If, however, the transition from \(Xc\) to \(Xc' \) is coupled to an irreversible reaction while \(Xc' \) can still decay into \(X+c\), higher accuracy can be attained. In this case, the state \(Xc' \) can only be reached via \(Xc\) which is already selected for the correct product by a factor \(e^{-\Delta G/kT}\). If the rates of decay of \(Xc' \) for C and D are again different by a factor \(e^{-\Delta G/kT}\), the overall accurary of the process can be as high as \(e^{-2\Delta G/kT}\).
The accuracy of a process can be exponentiated by adding more and more intermediate states.

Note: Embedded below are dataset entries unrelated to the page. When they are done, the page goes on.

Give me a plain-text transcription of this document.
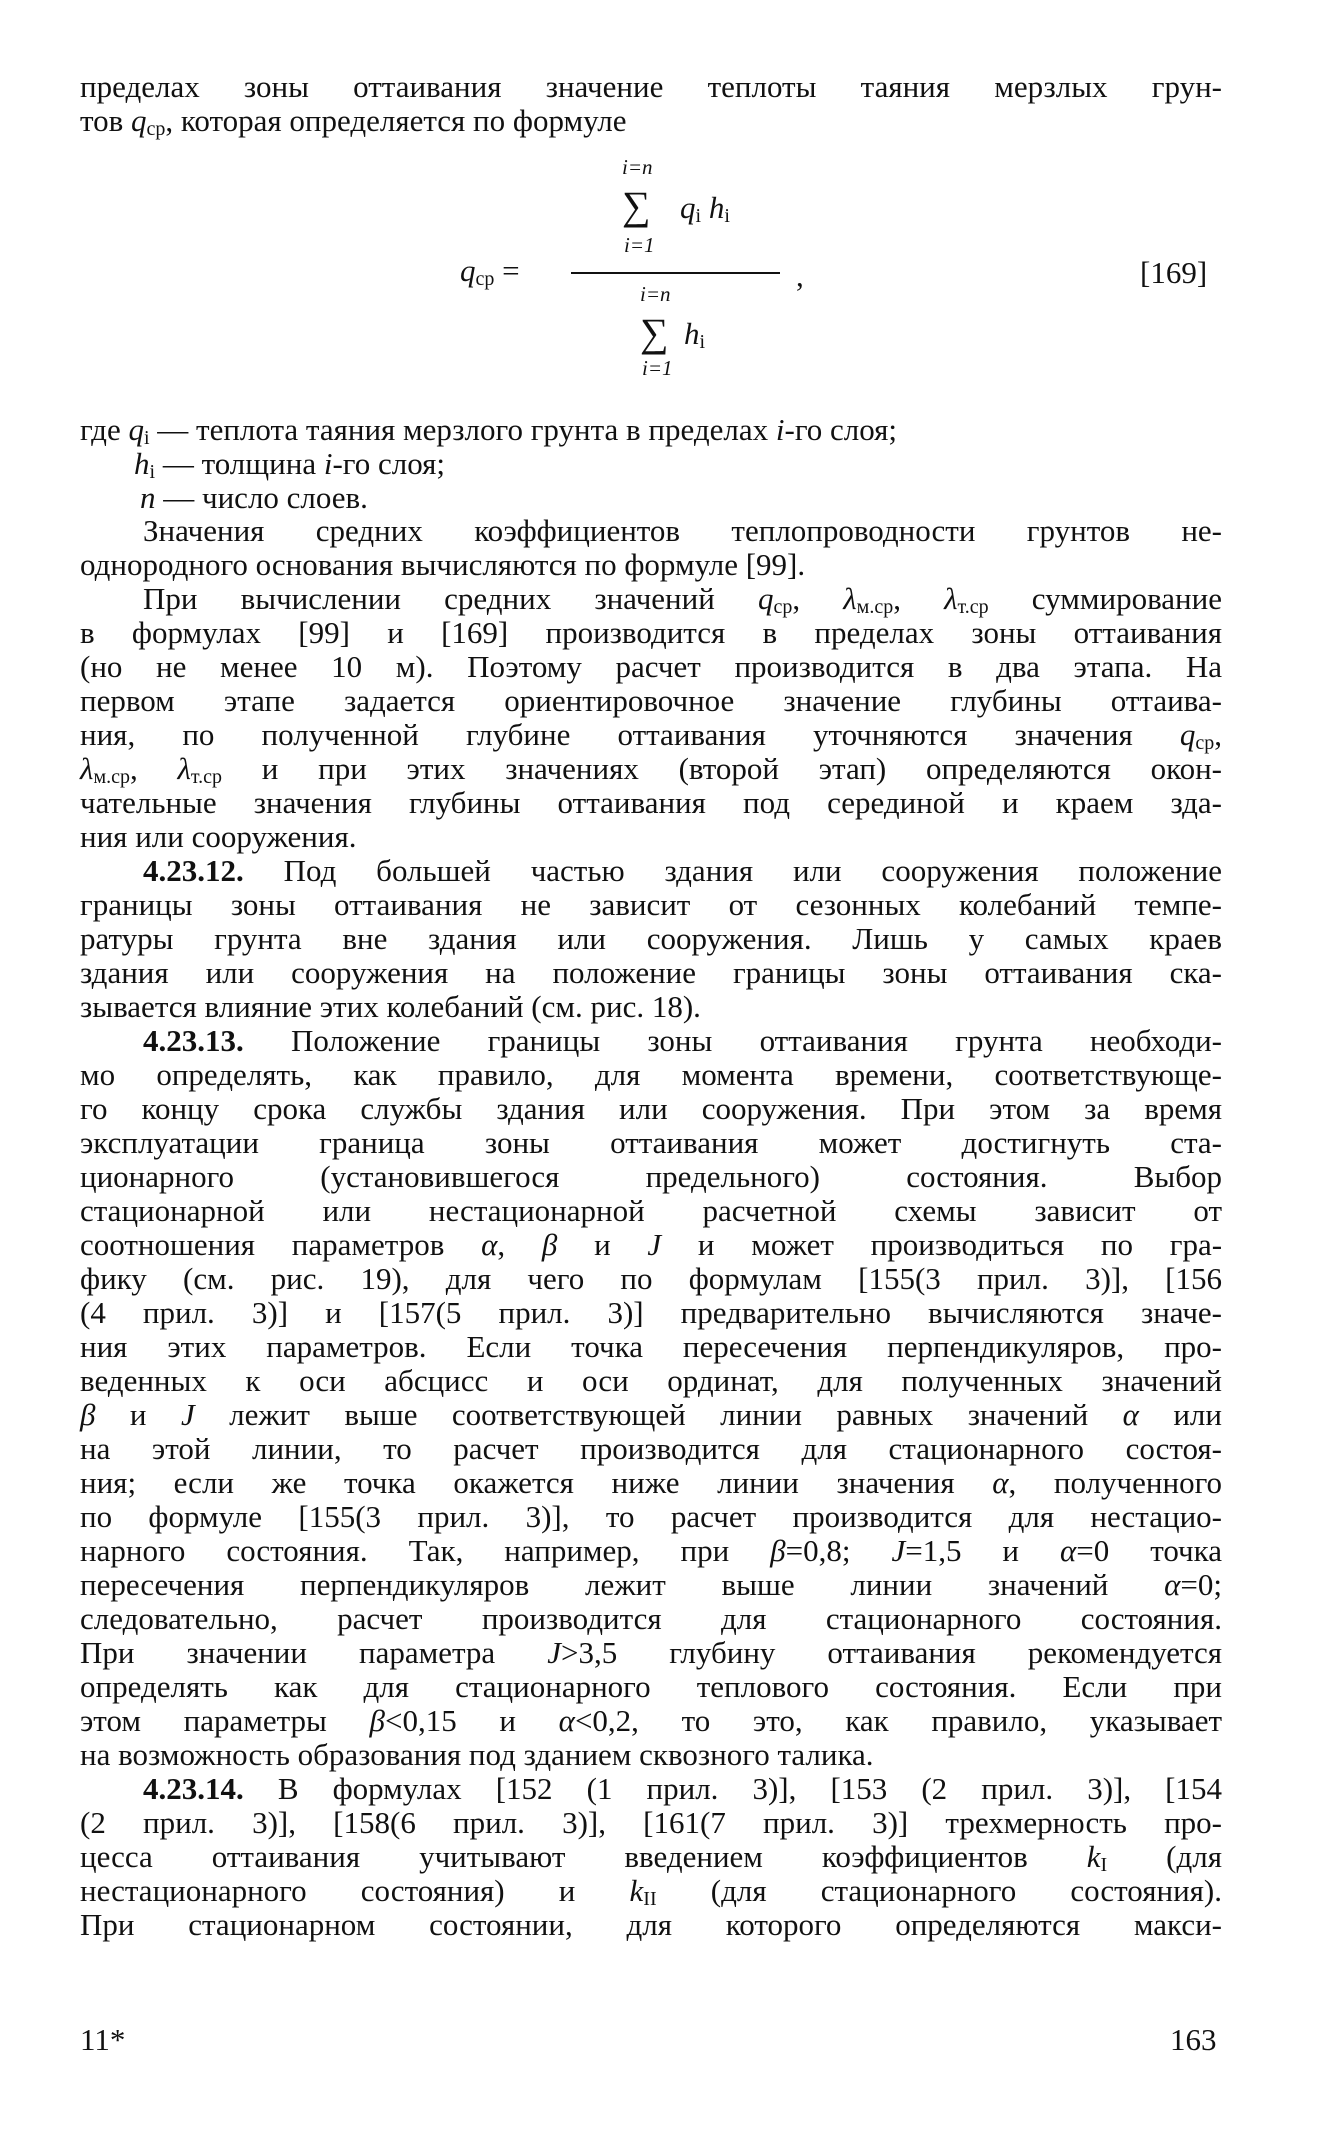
пределах зоны оттаивания значение теплоты таяния мерзлых грун-
тов qср, которая определяется по формуле
qср =
i=n
∑ qi hi
i=1
i=n
∑ hi
i=1
,	[169]
где qi — теплота таяния мерзлого грунта в пределах i-го слоя;
hi — толщина i-го слоя;
n — число слоев.
Значения средних коэффициентов теплопроводности грунтов не-
однородного основания вычисляются по формуле [99].
При вычислении средних значений qср, λм.ср, λт.ср суммирование
в формулах [99] и [169] производится в пределах зоны оттаивания
(но не менее 10 м). Поэтому расчет производится в два этапа. На
первом этапе задается ориентировочное значение глубины оттаива-
ния, по полученной глубине оттаивания уточняются значения qср,
λм.ср, λт.ср и при этих значениях (второй этап) определяются окон-
чательные значения глубины оттаивания под серединой и краем зда-
ния или сооружения.
4.23.12. Под большей частью здания или сооружения положение
границы зоны оттаивания не зависит от сезонных колебаний темпе-
ратуры грунта вне здания или сооружения. Лишь у самых краев
здания или сооружения на положение границы зоны оттаивания ска-
зывается влияние этих колебаний (см. рис. 18).
4.23.13. Положение границы зоны оттаивания грунта необходи-
мо определять, как правило, для момента времени, соответствующе-
го концу срока службы здания или сооружения. При этом за время
эксплуатации граница зоны оттаивания может достигнуть ста-
ционарного (установившегося предельного) состояния. Выбор
стационарной или нестационарной расчетной схемы зависит от
соотношения параметров α, β и J и может производиться по гра-
фику (см. рис. 19), для чего по формулам [155(3 прил. 3)], [156
(4 прил. 3)] и [157(5 прил. 3)] предварительно вычисляются значе-
ния этих параметров. Если точка пересечения перпендикуляров, про-
веденных к оси абсцисс и оси ординат, для полученных значений
β и J лежит выше соответствующей линии равных значений α или
на этой линии, то расчет производится для стационарного состоя-
ния; если же точка окажется ниже линии значения α, полученного
по формуле [155(3 прил. 3)], то расчет производится для нестацио-
нарного состояния. Так, например, при β=0,8; J=1,5 и α=0 точка
пересечения перпендикуляров лежит выше линии значений α=0;
следовательно, расчет производится для стационарного состояния.
При значении параметра J>3,5 глубину оттаивания рекомендуется
определять как для стационарного теплового состояния. Если при
этом параметры β<0,15 и α<0,2, то это, как правило, указывает
на возможность образования под зданием сквозного талика.
4.23.14. В формулах [152 (1 прил. 3)], [153 (2 прил. 3)], [154
(2 прил. 3)], [158(6 прил. 3)], [161(7 прил. 3)] трехмерность про-
цесса оттаивания учитывают введением коэффициентов kI (для
нестационарного состояния) и kII (для стационарного состояния).
При стационарном состоянии, для которого определяются макси-
11*	163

Interpretation of proof-reading as a delay
The addition of an irreversible step essentially changes the distribution of times the product spends in the transition state. While being in the transition state, the correct pair decays as \(e^{-k_Ct}\) and the wrong product as \(e^{-k_Dt}\) such that the ratio behaves as \(e^{-(k_C-k_D)t}\). In a one step reaction, the distribution of residence times in the transition state has a peak at \(t=0\) and decays exponentially. In a two-step reaction, this distributions has a peak away from zero. This can be seen as follows. Consider the a transition state \(Xc\) the moment it is formed. The probability \(p(t)\) of still being intact is given by $$ \frac{dp}{dt} = - (k_X + W)p(t) \quad \Rightarrow\quad p(t) = e^{-(k_X+W)t} $$ where \(W\) is the rate at which the second intermediate is formed. The probability \(q(t)\) of being in the second intermediate is then $$ \frac{dq}{dt} = Wp(t) - Vq(t) = We^{-(k_X+W)t} - Vq(t) $$ The latter has the solution $$ q(t) = We^{-Vt}\int_0^t e^{(V-W-k_X)t'} dt' = \frac{We^{-Vt}}{W+k_X-V}\left[1-e^{-(W+k_X - V)t}\right] $$ While in a single step reaction the product starts being formed immediately, product formation starts gradually in a two step reaction. This delay give the wrong intermediate complexes more time to break up and hence better discrimination.